For these and other reasons, FAO promotes the cultivation of pulses in the western provinces of Pinar del Río and Artemisa, in a project aimed at strengthening local capacities to sustainably produce biofortified basic grains adapted to climate change, including several kinds of pulses, by 2018.
“We eat all kind of pulses, from beans to chickpeas and lentils. They are very important for children because they fall under the category of vegetable proteins,” Misalis Cobo, who lives with her six-year-old son in the Havana neighbourhood of Cerro, told IPS.
“We get beans from the ration card and the rest I buy in markets and stores,” said the 37-year-old self-employed worker. “I can afford these purchases although they are expensive because they stretch a long way for us since it’s just my son and me. But large low-income families they’re expensive,“ she said.

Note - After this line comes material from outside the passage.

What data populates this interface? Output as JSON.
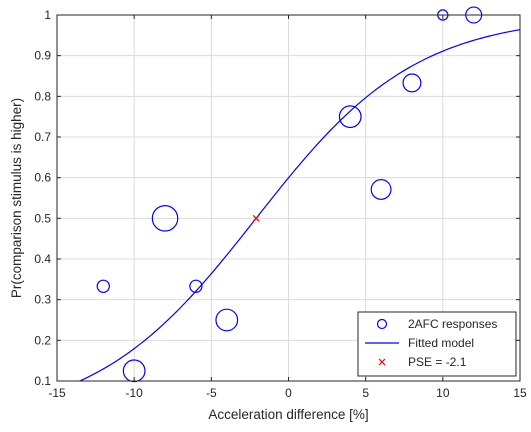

Each person in Cuba receives a small monthly quota of beans at subsidised prices through the ration card. But to feed the family for an entire month, more beans and other pulses are needed, and must be bought at the state and private agricultural markets, and stores that sell imported goods.
Prices range from 0.5 cents of a dollar up to 1.2 dollars for half a kilogram of pulses, in a country where the average income is 23 dollars a month in the public sector, Cuba’s biggest employer by far.